Implement the type version of Lodash.uniq(). Unique<T> takes an array T, returns the array T without repeated values.

type Res = Unique<[1, 1, 2, 2, 3, 3]>; // expected to be [1, 2, 3]
type Res1 = Unique<[1, 2, 3, 4, 4, 5, 6, 7]>; // expected to be [1, 2, 3, 4, 5, 6, 7]
type Res2 = Unique<[1, "a", 2, "b", 2, "a"]>; // expected to be [1, "a", 2, "b"]

Solution

In this challenge, we need to implement a lodash version of a .uniq() function in the type system. Our type must accept a single type parameter that is a tuple of elements. We need to filter out the duplicates from there and leave only a unique set of elements.

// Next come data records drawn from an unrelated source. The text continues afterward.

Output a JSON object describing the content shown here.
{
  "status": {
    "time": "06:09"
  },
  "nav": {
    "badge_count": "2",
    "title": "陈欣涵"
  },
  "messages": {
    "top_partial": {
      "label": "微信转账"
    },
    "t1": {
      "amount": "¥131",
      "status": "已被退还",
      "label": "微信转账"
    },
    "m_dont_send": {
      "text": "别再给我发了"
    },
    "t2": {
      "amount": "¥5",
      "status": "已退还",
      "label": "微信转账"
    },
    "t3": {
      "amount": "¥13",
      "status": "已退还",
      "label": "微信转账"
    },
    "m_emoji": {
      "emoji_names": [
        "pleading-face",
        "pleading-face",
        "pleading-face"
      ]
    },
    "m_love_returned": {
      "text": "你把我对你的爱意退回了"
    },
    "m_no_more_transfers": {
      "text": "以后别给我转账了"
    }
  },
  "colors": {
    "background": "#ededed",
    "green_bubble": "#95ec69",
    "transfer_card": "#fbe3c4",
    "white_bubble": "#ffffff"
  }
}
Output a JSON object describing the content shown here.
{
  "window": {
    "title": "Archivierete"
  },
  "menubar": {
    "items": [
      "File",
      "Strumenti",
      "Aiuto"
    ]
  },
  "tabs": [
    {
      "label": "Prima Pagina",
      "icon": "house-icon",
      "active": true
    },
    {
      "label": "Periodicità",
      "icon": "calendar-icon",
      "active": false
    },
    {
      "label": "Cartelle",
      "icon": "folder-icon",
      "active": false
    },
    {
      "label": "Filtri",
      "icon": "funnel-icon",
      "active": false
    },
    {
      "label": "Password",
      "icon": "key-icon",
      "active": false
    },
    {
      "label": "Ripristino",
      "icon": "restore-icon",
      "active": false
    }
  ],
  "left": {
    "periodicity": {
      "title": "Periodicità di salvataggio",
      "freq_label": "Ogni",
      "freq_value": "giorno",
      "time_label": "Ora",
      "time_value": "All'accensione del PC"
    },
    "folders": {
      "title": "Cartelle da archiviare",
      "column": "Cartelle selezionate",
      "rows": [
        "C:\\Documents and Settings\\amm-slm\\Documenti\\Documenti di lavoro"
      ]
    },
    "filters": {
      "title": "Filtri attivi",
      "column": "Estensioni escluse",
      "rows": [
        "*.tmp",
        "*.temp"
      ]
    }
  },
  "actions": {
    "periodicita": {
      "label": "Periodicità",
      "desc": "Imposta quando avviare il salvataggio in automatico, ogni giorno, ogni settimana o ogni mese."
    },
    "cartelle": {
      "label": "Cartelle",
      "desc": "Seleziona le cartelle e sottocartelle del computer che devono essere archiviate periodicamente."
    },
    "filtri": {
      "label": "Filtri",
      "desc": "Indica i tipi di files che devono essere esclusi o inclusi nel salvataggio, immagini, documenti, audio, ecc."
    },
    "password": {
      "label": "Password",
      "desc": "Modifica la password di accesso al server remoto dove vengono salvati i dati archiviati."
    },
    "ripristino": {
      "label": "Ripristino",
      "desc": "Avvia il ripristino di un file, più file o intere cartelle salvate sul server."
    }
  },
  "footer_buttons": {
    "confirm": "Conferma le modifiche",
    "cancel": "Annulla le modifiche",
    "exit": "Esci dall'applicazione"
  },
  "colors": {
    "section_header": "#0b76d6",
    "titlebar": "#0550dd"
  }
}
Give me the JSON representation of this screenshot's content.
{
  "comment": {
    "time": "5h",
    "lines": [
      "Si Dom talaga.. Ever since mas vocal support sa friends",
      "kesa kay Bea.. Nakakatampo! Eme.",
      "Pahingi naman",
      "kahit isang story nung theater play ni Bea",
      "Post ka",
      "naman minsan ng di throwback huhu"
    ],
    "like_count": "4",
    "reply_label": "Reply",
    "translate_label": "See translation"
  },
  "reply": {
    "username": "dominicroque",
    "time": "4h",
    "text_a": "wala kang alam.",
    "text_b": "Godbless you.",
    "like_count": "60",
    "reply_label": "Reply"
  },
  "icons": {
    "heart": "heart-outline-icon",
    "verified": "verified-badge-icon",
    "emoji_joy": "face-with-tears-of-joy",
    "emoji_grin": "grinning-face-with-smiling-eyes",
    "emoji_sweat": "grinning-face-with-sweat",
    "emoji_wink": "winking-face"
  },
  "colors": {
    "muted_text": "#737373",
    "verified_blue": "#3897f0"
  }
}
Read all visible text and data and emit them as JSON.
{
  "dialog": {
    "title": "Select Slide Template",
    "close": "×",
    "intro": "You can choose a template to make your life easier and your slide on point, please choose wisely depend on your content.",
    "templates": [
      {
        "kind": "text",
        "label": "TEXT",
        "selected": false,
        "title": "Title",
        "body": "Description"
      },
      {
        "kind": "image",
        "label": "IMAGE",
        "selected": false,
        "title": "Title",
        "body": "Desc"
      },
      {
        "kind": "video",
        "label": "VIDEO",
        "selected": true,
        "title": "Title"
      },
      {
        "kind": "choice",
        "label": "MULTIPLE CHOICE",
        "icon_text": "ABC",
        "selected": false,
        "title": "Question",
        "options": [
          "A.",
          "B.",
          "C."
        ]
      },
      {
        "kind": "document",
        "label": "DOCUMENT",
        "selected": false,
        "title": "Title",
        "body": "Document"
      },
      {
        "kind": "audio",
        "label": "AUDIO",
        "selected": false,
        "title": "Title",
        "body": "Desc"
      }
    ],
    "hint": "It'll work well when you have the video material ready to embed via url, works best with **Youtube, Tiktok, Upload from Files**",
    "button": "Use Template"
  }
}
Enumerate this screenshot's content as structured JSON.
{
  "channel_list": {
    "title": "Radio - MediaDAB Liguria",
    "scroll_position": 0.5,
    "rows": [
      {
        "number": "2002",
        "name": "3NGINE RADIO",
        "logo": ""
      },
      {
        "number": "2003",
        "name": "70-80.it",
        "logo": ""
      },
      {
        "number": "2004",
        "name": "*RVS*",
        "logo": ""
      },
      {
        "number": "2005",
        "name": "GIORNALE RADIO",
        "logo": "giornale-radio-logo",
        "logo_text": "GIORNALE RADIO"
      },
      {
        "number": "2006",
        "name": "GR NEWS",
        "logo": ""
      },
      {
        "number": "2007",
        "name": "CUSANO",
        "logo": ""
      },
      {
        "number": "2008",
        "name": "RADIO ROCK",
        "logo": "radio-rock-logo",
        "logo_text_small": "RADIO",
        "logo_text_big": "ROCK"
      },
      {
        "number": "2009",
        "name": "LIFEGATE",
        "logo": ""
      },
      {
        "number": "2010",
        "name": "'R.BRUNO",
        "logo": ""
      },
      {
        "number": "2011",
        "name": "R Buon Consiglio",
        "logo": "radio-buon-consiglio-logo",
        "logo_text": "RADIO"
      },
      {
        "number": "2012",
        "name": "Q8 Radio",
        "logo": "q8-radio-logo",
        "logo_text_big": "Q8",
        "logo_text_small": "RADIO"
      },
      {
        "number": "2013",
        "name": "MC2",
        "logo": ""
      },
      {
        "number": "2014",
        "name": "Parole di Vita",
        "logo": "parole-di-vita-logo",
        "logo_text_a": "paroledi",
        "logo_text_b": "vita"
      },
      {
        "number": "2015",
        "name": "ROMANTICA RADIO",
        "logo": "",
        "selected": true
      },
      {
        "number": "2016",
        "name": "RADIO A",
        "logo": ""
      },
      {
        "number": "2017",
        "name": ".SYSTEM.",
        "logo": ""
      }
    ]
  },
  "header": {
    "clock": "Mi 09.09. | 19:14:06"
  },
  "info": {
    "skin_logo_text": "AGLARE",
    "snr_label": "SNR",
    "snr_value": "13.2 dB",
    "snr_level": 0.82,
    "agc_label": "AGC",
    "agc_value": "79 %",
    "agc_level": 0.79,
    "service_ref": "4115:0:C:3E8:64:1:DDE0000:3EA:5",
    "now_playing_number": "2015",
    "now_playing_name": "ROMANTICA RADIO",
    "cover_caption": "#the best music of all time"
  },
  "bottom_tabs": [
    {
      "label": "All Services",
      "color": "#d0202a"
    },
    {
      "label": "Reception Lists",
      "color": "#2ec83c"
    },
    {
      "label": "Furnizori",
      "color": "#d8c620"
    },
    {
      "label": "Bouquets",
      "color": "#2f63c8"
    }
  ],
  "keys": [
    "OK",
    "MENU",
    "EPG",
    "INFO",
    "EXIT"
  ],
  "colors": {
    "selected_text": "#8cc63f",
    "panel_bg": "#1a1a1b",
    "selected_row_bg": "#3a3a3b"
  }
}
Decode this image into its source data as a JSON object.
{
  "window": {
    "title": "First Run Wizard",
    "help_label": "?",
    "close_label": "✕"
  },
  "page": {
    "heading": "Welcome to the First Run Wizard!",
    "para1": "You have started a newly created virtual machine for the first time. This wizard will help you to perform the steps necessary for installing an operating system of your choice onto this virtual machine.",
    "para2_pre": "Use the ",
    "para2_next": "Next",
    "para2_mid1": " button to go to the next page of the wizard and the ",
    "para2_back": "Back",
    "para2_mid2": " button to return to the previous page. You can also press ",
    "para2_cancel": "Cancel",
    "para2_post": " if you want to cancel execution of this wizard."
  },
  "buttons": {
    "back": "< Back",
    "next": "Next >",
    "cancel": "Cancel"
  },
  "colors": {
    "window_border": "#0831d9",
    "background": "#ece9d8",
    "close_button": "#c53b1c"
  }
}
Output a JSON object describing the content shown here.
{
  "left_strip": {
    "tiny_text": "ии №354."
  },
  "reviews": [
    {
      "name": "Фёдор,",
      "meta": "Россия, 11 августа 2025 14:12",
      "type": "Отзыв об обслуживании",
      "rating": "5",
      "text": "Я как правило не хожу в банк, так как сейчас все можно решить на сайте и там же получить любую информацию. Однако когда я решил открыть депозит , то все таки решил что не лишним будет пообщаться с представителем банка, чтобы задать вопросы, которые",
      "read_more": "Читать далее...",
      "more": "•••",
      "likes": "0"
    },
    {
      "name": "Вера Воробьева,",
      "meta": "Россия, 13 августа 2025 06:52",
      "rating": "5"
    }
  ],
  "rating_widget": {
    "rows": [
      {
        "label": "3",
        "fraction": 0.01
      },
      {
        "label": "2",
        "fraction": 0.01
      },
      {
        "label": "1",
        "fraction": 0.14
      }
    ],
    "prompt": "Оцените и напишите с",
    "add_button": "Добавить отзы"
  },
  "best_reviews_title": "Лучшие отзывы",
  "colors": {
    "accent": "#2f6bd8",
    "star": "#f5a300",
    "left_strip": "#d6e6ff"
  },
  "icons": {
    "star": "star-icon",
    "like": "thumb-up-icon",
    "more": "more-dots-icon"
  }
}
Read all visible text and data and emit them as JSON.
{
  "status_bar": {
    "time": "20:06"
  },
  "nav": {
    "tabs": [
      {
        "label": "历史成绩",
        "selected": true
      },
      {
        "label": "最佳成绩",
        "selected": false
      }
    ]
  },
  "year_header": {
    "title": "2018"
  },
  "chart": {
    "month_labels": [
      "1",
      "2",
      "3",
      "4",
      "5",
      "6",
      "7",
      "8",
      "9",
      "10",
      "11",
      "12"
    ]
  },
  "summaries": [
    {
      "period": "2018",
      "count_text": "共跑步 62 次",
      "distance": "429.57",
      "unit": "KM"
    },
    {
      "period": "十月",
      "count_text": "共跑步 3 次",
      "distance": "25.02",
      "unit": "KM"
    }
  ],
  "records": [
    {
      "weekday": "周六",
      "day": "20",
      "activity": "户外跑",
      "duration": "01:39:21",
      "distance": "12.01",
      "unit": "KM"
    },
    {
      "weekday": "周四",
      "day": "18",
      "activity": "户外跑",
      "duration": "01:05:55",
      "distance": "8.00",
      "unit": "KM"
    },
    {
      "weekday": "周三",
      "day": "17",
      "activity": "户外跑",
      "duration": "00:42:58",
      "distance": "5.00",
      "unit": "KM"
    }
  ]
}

I’ll start with the initial type:

type Unique<T> = any;

In order to check if the element is unique in the tuple, first, we need to get it. To do that, we will use inferring within conditional types.

However, we will do it in the reverse order. Pay attention to the order of unique elements in the expected result. If we do it as [infer H, ...infer T], our ending result will not be in the correct order. So that, I’m using the last element of the tuple as an item and the rest of the tuple goes into head:

type Unique<T> = T extends [...infer H, infer T] ? never : never;

Now, having the element in type parameter T, what should we check? We should check if the element T is present in other part of the tuple - in its head:

type Unique<T> = T extends [...infer H, infer T]
  ? T extends H[number]
    ? never
    : never
  : never;

By having a conditional type T extends H[number] we can check if the type T is present in union of elements of H. If so, it means that T is the duplicate and we need to skip it. Meaning, we just return whatever is left in the head:

type Unique<T> = T extends [...infer H, infer T]
  ? T extends H[number]
    ? [...Unique<H>]
    : never
  : never;

But if it’s not present in the head - it is a unique element! We include the T in the tuple in this case:

type Unique<T> = T extends [...infer H, infer T]
  ? T extends H[number]
    ? [...Unique<H>]
    : [...Unique<H>, T]
  : never;

The last case is when the input type parameter T does not match the tuple. Here, we just return an empty tuple to not break the spread in recursive call:

type Unique<T> = T extends [...infer H, infer T]
  ? T extends H[number]
    ? [...Unique<H>]
    : [...Unique<H>, T]
  : [];

That way, we have implemented a type that can return a tuple with unique elements in it.